The title of this essay I stole from a book by Harry Klein, describing his journey in this same valley.
The valley of mists
30 years ago, when I was very young, I got fed up with society and dropped out for a while. The place I chose to camp out for 4 months, was an empty house in a place called “The Downs” up in the mountains near Tzaneen, a town in the Limpopo Province of South Africa.
I was there half legally. My friend was a state game ranger and one of his tasks was to look after areas bought by the government for future nature conservation reserves. He was the one who originally brought me up the mountain to show me – not knowing that I will develop an obsession to live there for a while. He negotiated a letter from his boss which confirmed that I was allowed in the area. He also brought me a small gas stove and single bed. That was all the furniture in the house.
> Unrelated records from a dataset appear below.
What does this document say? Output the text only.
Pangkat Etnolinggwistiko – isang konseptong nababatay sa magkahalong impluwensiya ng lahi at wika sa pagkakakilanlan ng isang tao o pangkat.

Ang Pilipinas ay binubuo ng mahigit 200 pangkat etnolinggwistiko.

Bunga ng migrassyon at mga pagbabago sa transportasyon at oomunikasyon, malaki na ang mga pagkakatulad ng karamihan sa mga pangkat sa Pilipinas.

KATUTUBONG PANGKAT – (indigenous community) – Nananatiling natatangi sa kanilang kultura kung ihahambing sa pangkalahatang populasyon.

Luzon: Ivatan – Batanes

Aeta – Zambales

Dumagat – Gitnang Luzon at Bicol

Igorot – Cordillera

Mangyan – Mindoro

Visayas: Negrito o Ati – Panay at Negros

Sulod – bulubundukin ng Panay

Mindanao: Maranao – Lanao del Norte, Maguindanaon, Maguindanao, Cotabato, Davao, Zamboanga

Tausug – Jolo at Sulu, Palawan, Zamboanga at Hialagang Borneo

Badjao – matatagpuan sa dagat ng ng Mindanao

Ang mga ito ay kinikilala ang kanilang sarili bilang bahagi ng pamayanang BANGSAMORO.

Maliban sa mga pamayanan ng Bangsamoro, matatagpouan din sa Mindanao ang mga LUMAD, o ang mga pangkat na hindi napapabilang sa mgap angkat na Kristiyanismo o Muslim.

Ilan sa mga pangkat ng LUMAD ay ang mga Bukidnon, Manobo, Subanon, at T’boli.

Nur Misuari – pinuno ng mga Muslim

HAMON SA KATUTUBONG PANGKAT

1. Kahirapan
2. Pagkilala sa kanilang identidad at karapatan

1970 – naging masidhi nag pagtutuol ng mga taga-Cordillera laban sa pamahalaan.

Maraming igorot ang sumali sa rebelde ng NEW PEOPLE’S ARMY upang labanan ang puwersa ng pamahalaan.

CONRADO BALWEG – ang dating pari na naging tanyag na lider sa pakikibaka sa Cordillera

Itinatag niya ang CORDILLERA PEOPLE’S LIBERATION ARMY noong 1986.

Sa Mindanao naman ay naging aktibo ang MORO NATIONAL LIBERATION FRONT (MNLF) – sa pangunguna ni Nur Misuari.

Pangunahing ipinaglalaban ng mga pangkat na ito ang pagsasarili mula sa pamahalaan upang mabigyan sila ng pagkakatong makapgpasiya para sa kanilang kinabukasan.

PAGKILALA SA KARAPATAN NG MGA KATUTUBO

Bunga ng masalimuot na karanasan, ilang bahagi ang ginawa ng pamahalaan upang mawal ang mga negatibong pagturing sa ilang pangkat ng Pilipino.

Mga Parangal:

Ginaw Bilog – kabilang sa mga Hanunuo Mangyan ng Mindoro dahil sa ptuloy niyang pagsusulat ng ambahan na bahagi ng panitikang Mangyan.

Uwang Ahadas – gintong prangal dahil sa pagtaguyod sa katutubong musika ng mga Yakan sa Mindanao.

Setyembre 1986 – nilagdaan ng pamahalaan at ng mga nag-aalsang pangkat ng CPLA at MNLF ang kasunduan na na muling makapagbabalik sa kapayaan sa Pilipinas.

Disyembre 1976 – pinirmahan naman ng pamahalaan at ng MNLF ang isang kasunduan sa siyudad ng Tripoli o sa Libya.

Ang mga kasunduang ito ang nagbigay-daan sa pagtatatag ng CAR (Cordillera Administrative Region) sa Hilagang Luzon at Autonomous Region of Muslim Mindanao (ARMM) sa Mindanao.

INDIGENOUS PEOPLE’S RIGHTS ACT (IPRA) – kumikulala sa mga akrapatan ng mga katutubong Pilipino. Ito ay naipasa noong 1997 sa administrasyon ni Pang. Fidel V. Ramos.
This area had a large indigenous forest and there were rare butterfly species along the rivers. Avocado orchards still flourished and one of the grandsons of the well-known Orrie Baragwanath, and his family lived a few km from me. They had secured a contract to harvest the fruits for a few years.
Even now, 30 years later, I can’t recall being in a place more beautiful than this. The house I lived in (Haffenden Heights) had the mountain range to its back, bringing on evening quite early. My water supply came from a small reservoir, which was fed directly from a stream in the mountain – open a tap in the house, and you got water from the mountain stream . . . I had to heat water outside in a steel drum to make bath water. The faint sweet scent of jasmine was brought on the evening breeze, from one of the empty farm houses close by.
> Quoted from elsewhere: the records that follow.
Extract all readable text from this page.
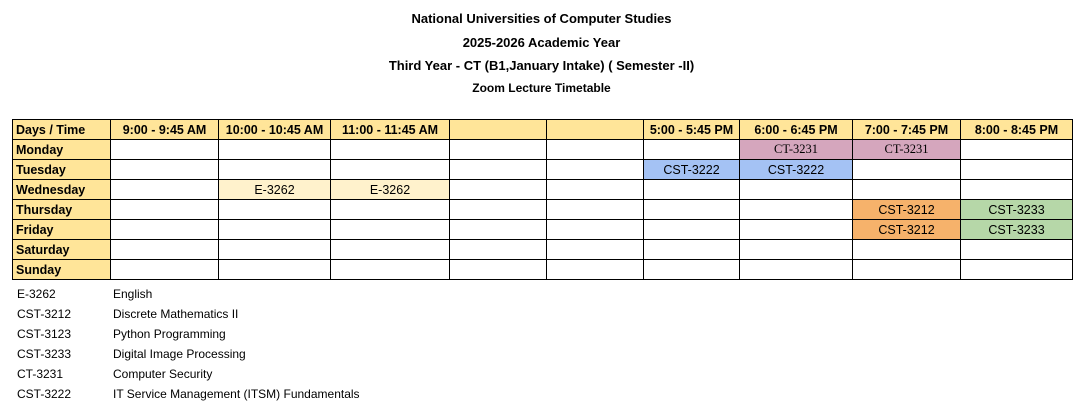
National Universities of Computer Studies
2025-2026 Academic Year
Third Year - CT (B1,January Intake) ( Semester -II)
Zoom Lecture Timetable
Days / Time	9:00 - 9:45 AM	10:00 - 10:45 AM	11:00 - 11:45 AM			5:00 - 5:45 PM	6:00 - 6:45 PM	7:00 - 7:45 PM	8:00 - 8:45 PM
Monday							CT-3231	CT-3231	
Tuesday						CST-3222	CST-3222		
Wednesday		E-3262	E-3262						
Thursday								CST-3212	CST-3233
Friday								CST-3212	CST-3233
Saturday									
Sunday									
E-3262	English
CST-3212	Discrete Mathematics II
CST-3123	Python Programming
CST-3233	Digital Image Processing
CT-3231	Computer Security
CST-3222	IT Service Management (ITSM) Fundamentals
My staple food was maize, rice and avocado. A lane of huge pecan nut trees hugged the footpath to the pool and waterfall I frequented daily. Some of the empty farmyards had a few fruit trees, and for a few weeks I had mulberries and oranges. A few weeks into my stay I had more frequent contact with the Baragwanaths, although many days went by without me speaking a word to anyone. A young boy who lived in the mountains visited infrequently and we had a relationship of mutual benefit: I taught him English and he would bring me whatever took his fancy: goats’ milk and wood was the two resources I appreciated most. It was not so easy for a young city girl to cut those large black wattle branches into smaller pieces of wood to fit into my fireplace or water drum. His name was really Magic, as in my story of The Magic Boy. Magic’s family brought me 4 hens and a large rooster, supplementing my protein intake. From my side I brought them maize, rice, tea, and sugar.